We used our smart polygon selection tool, SmartPoly, shown below, so instead of painstakingly drawing an outline on every bottle, the tool snaps to the outline of the bottles. We also used our AI-powered Track Forward feature that takes one annotation and tracks it through the frames in the video. This means that we labeled bottles that were flying through the scene just once and Track Forward took care of the rest. If the dataset was larger, we would have used our Sense Labeling Services to make the annotations for us.
Once all our data was labeled, we trained a model to identify all those bottles.
Step 3: Train the Model
Sense SmartML (currently available to our enterprise customers in Beta and will be generally available soon) can train models directly from labels in Sense without any code. While we had already labeled the entire corpus of data for the challenge, a model serves two purposes: 1) integration into the ML pipeline, and 2) a “second opinion” on labels to catch any bottles that might have been missed during labeling. Since the dataset was relatively small, training only took about an hour.

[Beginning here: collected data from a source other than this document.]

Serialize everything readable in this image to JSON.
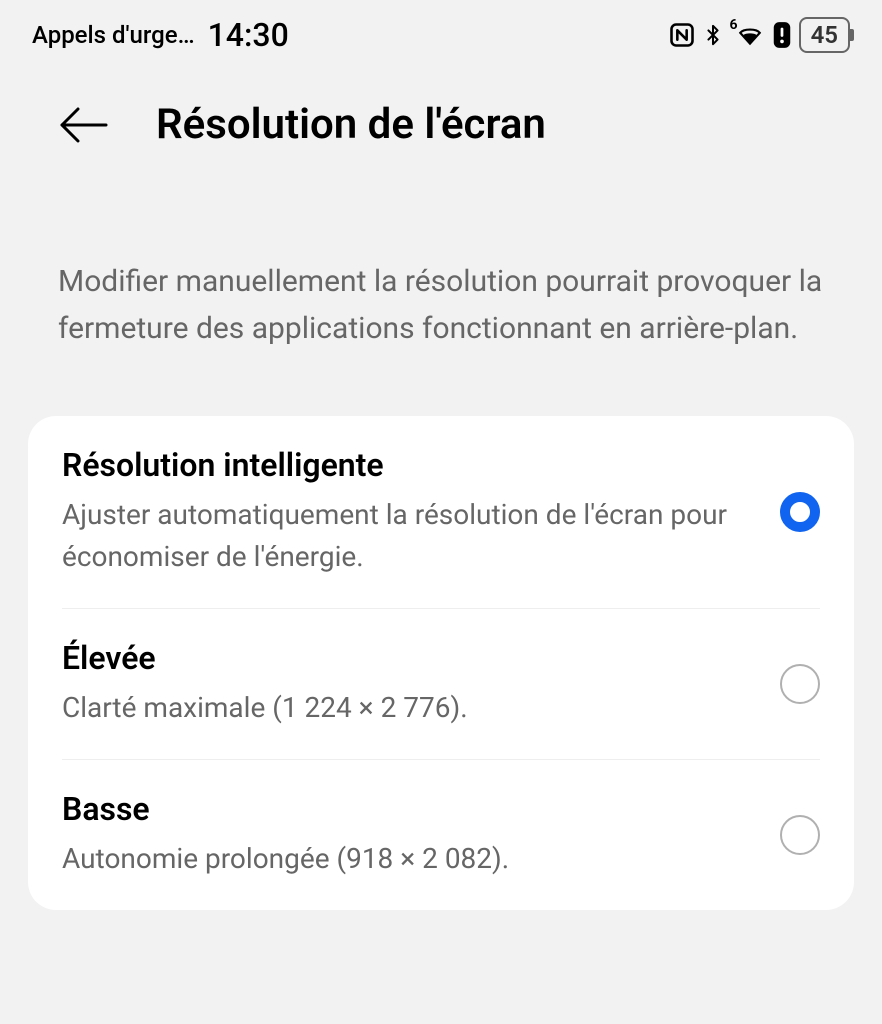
{
  "statusBar": {
    "carrier": "Appels d'urge…",
    "time": "14:30",
    "battery": "45",
    "wifiBand": "6"
  },
  "header": {
    "title": "Résolution de l'écran"
  },
  "description": "Modifier manuellement la résolution pourrait provoquer la fermeture des applications fonctionnant en arrière-plan.",
  "options": [
    {
      "title": "Résolution intelligente",
      "subtitle": "Ajuster automatiquement la résolution de l'écran pour économiser de l'énergie.",
      "selected": true
    },
    {
      "title": "Élevée",
      "subtitle": "Clarté maximale (1 224 × 2 776).",
      "selected": false
    },
    {
      "title": "Basse",
      "subtitle": "Autonomie prolongée (918 × 2 082).",
      "selected": false
    }
  ]
}
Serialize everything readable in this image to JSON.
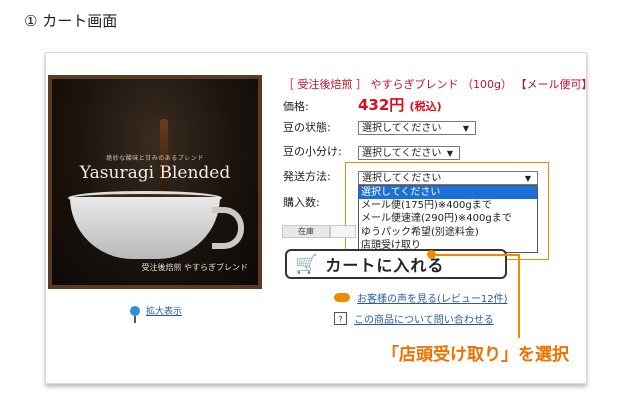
{
  "step": {
    "title": "① カート画面"
  },
  "image": {
    "tagline": "絶妙な酸味と甘みのあるブレンド",
    "brand": "Yasuragi Blended",
    "maker": "受注後焙煎 やすらぎブレンド",
    "zoom_label": "拡大表示"
  },
  "product": {
    "title": "［ 受注後焙煎 ］ やすらぎブレンド （100g） 【メール便可】",
    "price_label": "価格:",
    "price": "432円",
    "price_tax": "(税込)"
  },
  "options": {
    "bean_state_label": "豆の状態:",
    "bean_state_value": "選択してください",
    "bean_split_label": "豆の小分け:",
    "bean_split_value": "選択してください",
    "shipping_label": "発送方法:",
    "shipping_value": "選択してください",
    "quantity_label": "購入数:",
    "shipping_options": [
      "選択してください",
      "メール便(175円)※400gまで",
      "メール便速達(290円)※400gまで",
      "ゆうパック希望(別途料金)",
      "店頭受け取り"
    ],
    "dropdown_arrow": "▼"
  },
  "stock": {
    "label": "在庫"
  },
  "cart": {
    "button_label": "カートに入れる",
    "icon": "cart-icon"
  },
  "links": {
    "reviews": "お客様の声を見る(レビュー12件)",
    "inquiry": "この商品について問い合わせる",
    "inquiry_icon_text": "?"
  },
  "annotation": {
    "callout": "「店頭受け取り」を選択"
  },
  "colors": {
    "accent": "#f28a00",
    "price": "#e20a1a",
    "title_red": "#c8102e",
    "selected": "#1c6fd6"
  }
}
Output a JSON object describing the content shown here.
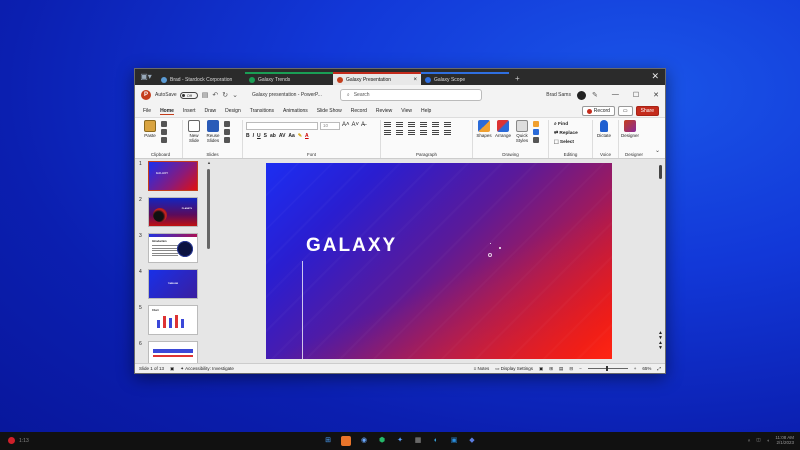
{
  "browser_tabs": [
    {
      "label": "Brad - Stardock Corporation",
      "color": "#5b9bd5",
      "active": false
    },
    {
      "label": "Galaxy Trends",
      "color": "#1a9e55",
      "active": false
    },
    {
      "label": "Galaxy Presentation",
      "color": "#c43e1c",
      "active": true
    },
    {
      "label": "Galaxy Scope",
      "color": "#2f6fe0",
      "active": false
    }
  ],
  "titlebar": {
    "autosave_label": "AutoSave",
    "autosave_state": "Off",
    "document_title": "Galaxy presentation - PowerP...",
    "search_placeholder": "Search",
    "user_name": "Brad Sams"
  },
  "menu": [
    "File",
    "Home",
    "Insert",
    "Draw",
    "Design",
    "Transitions",
    "Animations",
    "Slide Show",
    "Record",
    "Review",
    "View",
    "Help"
  ],
  "menu_active": "Home",
  "menu_buttons": {
    "record": "Record",
    "share": "Share"
  },
  "ribbon": {
    "clipboard": {
      "paste": "Paste",
      "label": "Clipboard"
    },
    "slides": {
      "new_slide": "New Slide",
      "reuse_slides": "Reuse Slides",
      "label": "Slides"
    },
    "font": {
      "label": "Font",
      "size": "10"
    },
    "paragraph": {
      "label": "Paragraph"
    },
    "drawing": {
      "shapes": "Shapes",
      "arrange": "Arrange",
      "quick_styles": "Quick Styles",
      "label": "Drawing"
    },
    "editing": {
      "find": "Find",
      "replace": "Replace",
      "select": "Select",
      "label": "Editing"
    },
    "voice": {
      "dictate": "Dictate",
      "label": "Voice"
    },
    "designer": {
      "designer": "Designer",
      "label": "Designer"
    }
  },
  "thumbnails": [
    {
      "num": "1",
      "text": "GALAXY"
    },
    {
      "num": "2",
      "text": "PLANETS"
    },
    {
      "num": "3",
      "text": "Introduction"
    },
    {
      "num": "4",
      "text": "TIMELINE"
    },
    {
      "num": "5",
      "text": "Chart"
    },
    {
      "num": "6",
      "text": ""
    }
  ],
  "slide": {
    "title": "GALAXY"
  },
  "statusbar": {
    "slide_count": "Slide 1 of 13",
    "accessibility": "Accessibility: Investigate",
    "notes": "Notes",
    "display_settings": "Display Settings",
    "zoom": "65%"
  },
  "taskbar": {
    "recording_time": "1:13",
    "date": "2/1/2023",
    "time": "11:08 AM"
  }
}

Training in progress in the Sense Platform
Step 4: Assemble the ML Pipeline
Now that we had a machine learning model, how were we going to get a count? Just running the model on each frame wasn’t going to cut it. We needed to understand object identities from frame to frame so that we didn’t double count any bottles. There were also abrupt scene changes. How were we going to handle those?

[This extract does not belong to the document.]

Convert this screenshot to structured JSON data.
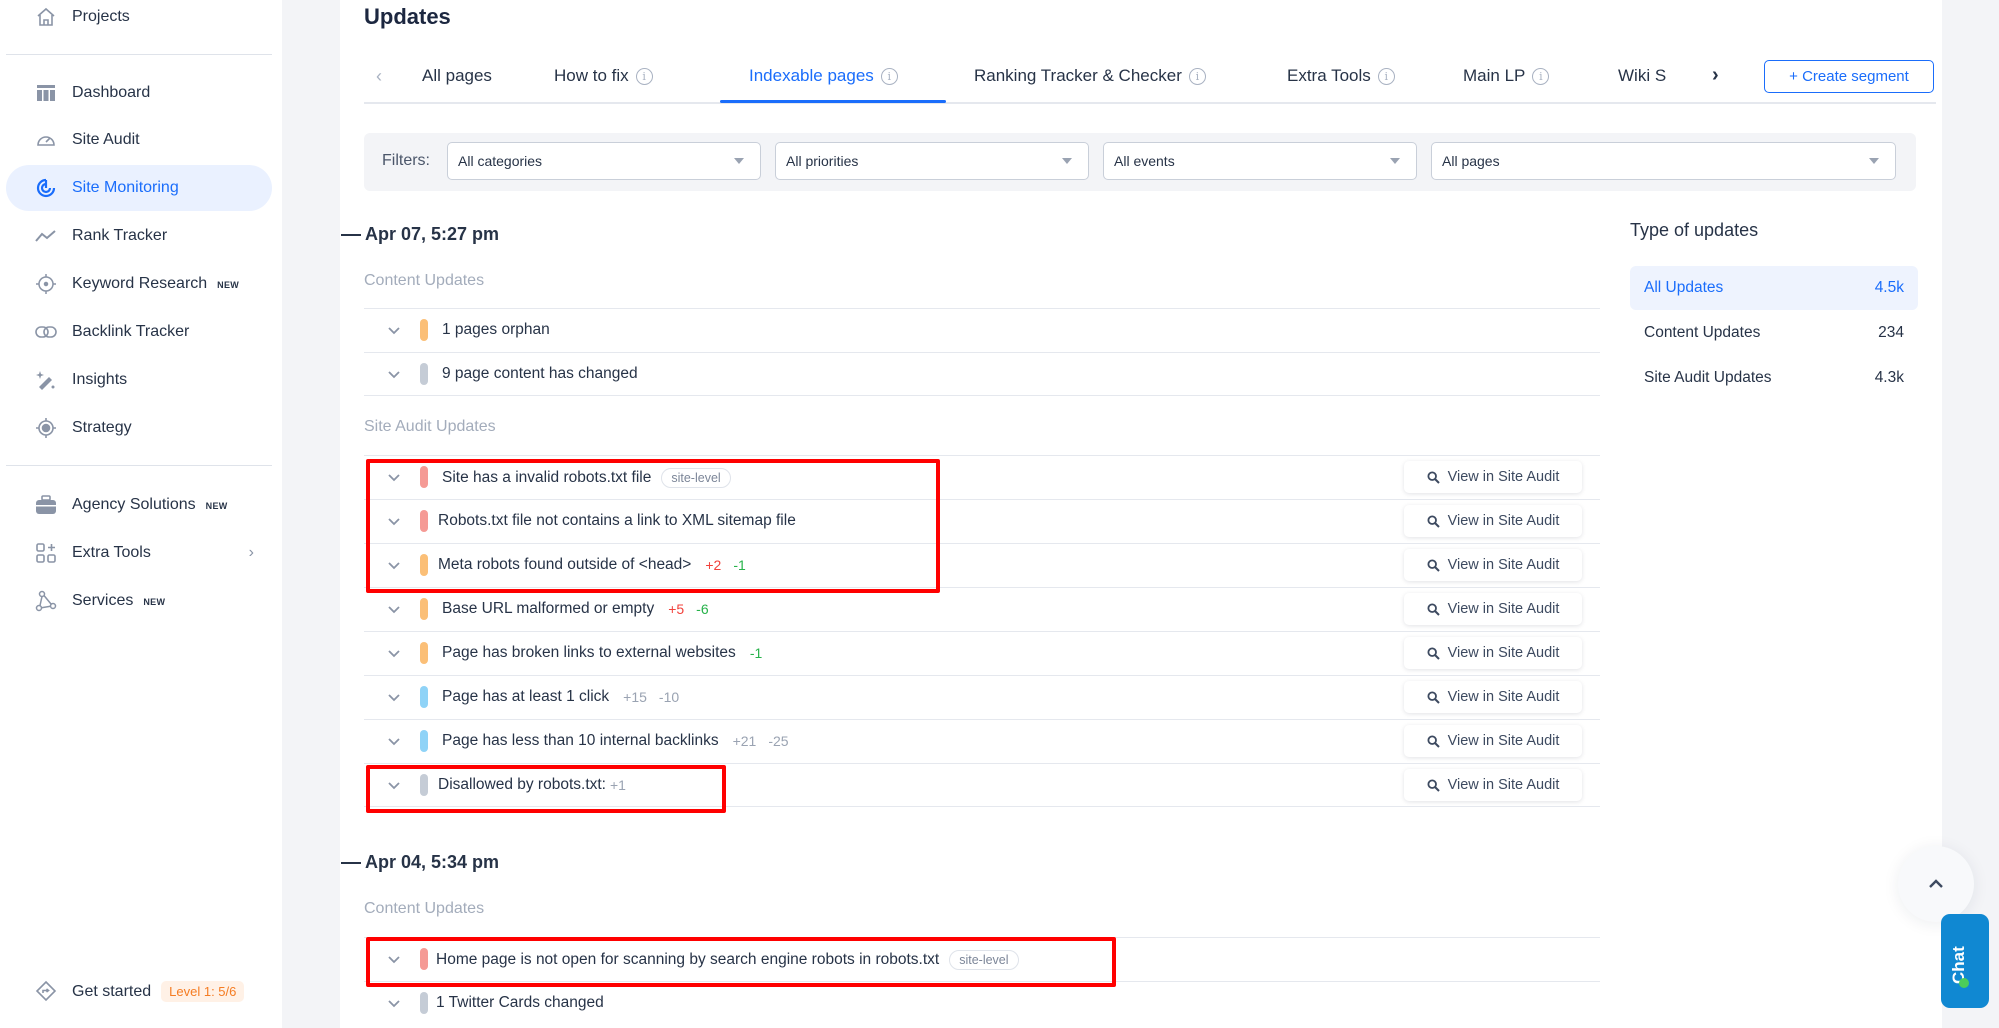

Object tracking is the process of tracking an object across frames in a video. Object tracking takes detections as input and outputs object identities. Sense’s ML Pipeline provides robust object tracking out of the box that incorporates object motion, object visual similarity, and occlusion tolerance.
Object tracking assumes a fixed scene when operating, but commercials are rarely the same scene throughout. How do we determine when to reset our object tracker? Scenes can be detected by using a variety of Image Similarity metrics. For example, the chart below shows an example of a scene change by measuring mean pixel intensity alone. By grouping frames into scenes, the object trackers can be reset at the correct time.
Step 5: Count the Bottles!
The last step is adding up the unique object identities from all the scenes. While this count gets us pretty close, one rule in particular is problematic.
- Correct Bottle Count will NOT include repeat images of a qualifying bottle. Bottles depicted in the same place/same location throughout the video will count only once. In the instance of a roller coaster scene with multiple cars, the cars portrayed are on a continuous loop throughout the Commercial, and should only be counted once each.
To correctly solve this requires a few more techniques: notions of object permanence, abstract reasoning, and possibly reading the mind of the challenge designers. Luckily, the Sixgill Team can apply these rules on top of the leg work done for us by the Sense Platform. That gets our number to 223.
In the end, it turned out that this challenge wasn’t very different from the problems our customers face and solve every day using our Sense Platform. By leveraging our AI Platform and our deep experience in building and operationalizing AI for enterprise, Sixgill made short work of this challenge. While time will tell if we counted the right number of bottles (considering there was some interpretation of the rules)**, we hope we’ve shown how the right toolset can make seemingly difficult problems totally dew-able.
**With real-world use cases we would normally use a larger data set to train a model but despite that we were able to achieve 91.7% accuracy, an impressive feat for a model trained on just one video!